Before going on with the details of the later research some very important
discoveries arising from the early work must first be explained. As I have
already said clairvoyant faculty of the appropriate order directed to the
minute phenomena of Nature is practically infinite in its range. Not
content with estimating the number of minor atoms in physical molecules,
the authors proceeded to examine the minor atoms individually. They were
found to be themselves elaborately complicated structures which, in this
preliminary survey of the whole subject, I will not stop to explain (full
explanation will be found later on) and they are composed of atoms
belonging to an ultra-physical realm of Nature with which the occultist has
long been familiar and describes as "the Astral Plane." Some rather
pedantic critics have found fault with the term, as the "plane" in question
is of course really a sphere entirely surrounding the physical globe, but
as all occultists understand the word, "plane" simply signifies a condition
of nature.
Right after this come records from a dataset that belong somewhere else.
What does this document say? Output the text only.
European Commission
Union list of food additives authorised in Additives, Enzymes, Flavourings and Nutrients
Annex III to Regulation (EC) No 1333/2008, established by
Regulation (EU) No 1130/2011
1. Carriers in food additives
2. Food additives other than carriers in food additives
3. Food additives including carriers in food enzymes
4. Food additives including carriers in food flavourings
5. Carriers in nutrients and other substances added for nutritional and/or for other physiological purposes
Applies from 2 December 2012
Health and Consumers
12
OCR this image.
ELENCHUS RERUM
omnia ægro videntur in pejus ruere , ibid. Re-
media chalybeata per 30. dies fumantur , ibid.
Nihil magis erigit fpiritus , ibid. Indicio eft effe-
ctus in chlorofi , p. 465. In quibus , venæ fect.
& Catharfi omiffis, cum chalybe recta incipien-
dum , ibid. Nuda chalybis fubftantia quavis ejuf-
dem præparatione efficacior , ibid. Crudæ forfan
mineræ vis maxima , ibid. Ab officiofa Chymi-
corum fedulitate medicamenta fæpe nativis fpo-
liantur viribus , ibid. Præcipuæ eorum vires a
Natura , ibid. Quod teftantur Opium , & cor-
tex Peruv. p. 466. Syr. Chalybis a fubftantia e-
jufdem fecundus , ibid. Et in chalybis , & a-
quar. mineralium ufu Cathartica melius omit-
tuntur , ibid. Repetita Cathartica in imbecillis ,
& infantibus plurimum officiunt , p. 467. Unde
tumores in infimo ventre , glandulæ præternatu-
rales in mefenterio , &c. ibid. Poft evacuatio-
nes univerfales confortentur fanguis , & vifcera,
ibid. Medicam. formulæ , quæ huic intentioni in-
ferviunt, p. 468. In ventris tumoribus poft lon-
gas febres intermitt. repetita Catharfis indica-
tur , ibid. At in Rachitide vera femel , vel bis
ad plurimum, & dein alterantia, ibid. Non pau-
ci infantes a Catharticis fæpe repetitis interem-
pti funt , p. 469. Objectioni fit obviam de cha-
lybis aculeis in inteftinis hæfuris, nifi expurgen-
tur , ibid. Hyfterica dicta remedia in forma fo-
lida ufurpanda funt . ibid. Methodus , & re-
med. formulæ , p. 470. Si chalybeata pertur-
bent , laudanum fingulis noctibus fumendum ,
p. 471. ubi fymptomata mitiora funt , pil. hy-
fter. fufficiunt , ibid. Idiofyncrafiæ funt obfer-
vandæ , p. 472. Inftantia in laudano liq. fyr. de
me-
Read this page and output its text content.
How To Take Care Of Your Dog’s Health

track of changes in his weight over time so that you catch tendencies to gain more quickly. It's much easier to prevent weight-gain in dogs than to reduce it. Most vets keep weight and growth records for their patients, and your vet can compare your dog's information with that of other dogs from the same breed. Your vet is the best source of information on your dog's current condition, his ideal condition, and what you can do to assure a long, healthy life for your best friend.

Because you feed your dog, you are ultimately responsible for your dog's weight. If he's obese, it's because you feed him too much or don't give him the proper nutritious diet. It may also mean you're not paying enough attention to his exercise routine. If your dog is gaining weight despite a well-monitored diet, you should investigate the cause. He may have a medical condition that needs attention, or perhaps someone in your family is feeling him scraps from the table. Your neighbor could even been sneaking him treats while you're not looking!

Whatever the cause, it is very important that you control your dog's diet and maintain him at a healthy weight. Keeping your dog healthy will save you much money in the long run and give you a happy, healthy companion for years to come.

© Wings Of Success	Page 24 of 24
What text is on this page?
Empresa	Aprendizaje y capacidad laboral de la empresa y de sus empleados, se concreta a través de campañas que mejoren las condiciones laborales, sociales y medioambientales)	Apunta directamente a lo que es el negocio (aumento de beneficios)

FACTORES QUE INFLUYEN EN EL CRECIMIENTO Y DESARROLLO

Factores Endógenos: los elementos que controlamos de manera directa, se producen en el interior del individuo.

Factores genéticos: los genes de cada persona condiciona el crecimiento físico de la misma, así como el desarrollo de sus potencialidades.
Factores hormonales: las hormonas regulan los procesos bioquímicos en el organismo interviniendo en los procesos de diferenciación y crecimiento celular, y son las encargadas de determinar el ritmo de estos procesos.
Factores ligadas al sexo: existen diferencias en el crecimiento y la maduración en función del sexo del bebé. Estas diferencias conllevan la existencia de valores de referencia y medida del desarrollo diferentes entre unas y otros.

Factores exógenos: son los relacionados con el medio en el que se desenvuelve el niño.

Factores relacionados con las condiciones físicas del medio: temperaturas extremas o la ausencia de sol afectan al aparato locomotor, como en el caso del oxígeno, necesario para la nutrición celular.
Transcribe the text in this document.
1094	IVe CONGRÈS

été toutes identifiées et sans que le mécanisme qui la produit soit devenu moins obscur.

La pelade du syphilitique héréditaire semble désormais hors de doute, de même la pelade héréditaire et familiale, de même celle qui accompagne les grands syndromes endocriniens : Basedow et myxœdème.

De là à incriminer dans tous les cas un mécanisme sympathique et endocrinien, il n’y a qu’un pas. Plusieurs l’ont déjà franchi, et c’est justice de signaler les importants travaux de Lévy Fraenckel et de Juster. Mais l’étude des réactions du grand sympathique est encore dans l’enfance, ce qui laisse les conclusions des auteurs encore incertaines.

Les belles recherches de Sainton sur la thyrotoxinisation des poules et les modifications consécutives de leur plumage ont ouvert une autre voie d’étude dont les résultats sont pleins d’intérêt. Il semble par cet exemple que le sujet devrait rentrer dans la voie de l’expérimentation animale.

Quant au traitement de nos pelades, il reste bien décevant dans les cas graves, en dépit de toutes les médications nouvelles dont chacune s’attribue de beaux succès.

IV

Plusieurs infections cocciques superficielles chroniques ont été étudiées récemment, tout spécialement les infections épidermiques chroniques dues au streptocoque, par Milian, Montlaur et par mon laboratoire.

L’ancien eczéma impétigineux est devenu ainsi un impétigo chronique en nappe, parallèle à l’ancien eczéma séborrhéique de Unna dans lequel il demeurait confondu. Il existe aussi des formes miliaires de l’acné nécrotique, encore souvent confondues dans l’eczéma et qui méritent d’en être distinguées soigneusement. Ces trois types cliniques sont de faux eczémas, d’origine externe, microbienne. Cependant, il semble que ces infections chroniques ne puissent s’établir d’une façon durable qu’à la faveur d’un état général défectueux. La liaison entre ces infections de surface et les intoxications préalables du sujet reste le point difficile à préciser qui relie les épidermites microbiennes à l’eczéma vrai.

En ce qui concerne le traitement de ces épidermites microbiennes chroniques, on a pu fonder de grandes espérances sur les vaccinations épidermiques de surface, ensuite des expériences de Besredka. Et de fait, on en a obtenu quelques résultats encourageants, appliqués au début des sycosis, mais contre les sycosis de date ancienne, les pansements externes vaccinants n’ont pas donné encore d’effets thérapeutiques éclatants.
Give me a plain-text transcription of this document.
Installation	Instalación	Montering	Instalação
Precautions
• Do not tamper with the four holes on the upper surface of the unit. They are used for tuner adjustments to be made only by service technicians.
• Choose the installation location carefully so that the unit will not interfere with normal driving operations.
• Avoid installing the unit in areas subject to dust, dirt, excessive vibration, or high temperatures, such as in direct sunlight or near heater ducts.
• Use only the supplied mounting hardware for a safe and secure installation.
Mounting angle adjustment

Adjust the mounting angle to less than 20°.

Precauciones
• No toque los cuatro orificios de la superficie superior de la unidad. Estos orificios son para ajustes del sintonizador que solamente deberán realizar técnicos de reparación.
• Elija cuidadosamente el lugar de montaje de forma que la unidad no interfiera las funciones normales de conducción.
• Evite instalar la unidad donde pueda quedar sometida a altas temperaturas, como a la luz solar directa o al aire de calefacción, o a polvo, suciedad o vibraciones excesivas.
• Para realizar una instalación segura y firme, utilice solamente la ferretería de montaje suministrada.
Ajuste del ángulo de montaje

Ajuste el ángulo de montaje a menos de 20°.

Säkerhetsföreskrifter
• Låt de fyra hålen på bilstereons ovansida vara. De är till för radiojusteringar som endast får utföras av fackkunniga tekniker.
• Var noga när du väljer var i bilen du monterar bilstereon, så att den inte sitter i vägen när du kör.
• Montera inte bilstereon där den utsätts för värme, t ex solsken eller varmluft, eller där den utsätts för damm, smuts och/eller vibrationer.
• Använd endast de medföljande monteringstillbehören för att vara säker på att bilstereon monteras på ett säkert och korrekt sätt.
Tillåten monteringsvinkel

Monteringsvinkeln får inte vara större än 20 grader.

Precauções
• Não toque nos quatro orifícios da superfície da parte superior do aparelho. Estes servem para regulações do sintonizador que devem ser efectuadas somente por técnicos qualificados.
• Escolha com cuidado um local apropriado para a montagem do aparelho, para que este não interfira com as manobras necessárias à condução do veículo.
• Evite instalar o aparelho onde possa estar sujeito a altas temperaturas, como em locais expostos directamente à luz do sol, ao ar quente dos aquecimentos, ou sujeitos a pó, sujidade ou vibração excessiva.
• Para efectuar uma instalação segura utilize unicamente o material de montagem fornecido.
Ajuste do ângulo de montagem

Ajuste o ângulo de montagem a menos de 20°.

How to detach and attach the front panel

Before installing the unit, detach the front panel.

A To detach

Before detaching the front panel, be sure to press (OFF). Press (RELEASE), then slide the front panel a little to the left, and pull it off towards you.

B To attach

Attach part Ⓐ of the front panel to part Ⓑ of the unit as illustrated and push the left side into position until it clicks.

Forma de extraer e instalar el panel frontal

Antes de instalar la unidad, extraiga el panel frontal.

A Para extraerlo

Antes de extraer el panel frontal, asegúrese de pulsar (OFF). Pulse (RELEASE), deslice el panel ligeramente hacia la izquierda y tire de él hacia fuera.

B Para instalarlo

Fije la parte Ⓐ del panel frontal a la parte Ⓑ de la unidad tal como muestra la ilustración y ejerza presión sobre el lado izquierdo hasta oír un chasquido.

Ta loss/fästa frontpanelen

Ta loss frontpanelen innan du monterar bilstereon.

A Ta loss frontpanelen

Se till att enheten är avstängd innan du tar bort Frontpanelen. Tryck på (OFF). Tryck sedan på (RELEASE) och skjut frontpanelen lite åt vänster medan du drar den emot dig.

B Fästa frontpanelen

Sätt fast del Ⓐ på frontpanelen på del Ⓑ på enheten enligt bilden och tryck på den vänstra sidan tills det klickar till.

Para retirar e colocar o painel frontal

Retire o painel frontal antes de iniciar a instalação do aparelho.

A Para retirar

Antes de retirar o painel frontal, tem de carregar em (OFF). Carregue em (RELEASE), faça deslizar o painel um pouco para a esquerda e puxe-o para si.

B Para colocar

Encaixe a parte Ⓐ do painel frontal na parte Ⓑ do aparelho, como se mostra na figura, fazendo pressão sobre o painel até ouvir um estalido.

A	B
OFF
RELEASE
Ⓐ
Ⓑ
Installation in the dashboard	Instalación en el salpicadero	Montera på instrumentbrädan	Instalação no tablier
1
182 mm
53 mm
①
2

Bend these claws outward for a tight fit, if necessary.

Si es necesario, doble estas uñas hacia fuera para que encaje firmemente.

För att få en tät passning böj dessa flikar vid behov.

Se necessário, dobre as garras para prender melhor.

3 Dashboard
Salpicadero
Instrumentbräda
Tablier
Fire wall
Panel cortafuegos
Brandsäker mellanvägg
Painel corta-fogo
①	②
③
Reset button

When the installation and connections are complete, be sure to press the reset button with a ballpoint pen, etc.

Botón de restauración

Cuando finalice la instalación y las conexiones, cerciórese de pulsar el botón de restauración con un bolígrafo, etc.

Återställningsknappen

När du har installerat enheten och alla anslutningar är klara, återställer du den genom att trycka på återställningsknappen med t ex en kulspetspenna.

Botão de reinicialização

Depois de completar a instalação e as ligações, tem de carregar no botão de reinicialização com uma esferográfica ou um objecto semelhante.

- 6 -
Each condition, and there are many more than the two under
consideration, blends with its neighbour, _via_ atomic structure. Thus the
atoms of the Astral plane in combination give rise to the finest variety of
physical matter, the ether of space, which is not homogeneous but really
atomic in its character, and the minute atoms of which physical molecules
are composed are atoms of ether, "etheric atoms," as we have now learned to
call them.
Many physicists, though not all, will resent the idea of treating the ether
of space as atomic. But at all events the occultist has the satisfaction of
knowing that the great Russian chemist, Mendeleef, preferred the atomic
theory. In Sir William Tilden's recent book entitled "Chemical Discovery
and Invention in the Twentieth Century," I read that Mendeleef,
"disregarding conventional views," supposed the ether to have a molecular
or atomic structure, and in time all physicists must come to recognise that
the Electron is not, as so many suppose at present, an atom of electricity,
but an atom of ether carrying a definite unit charge of electricity.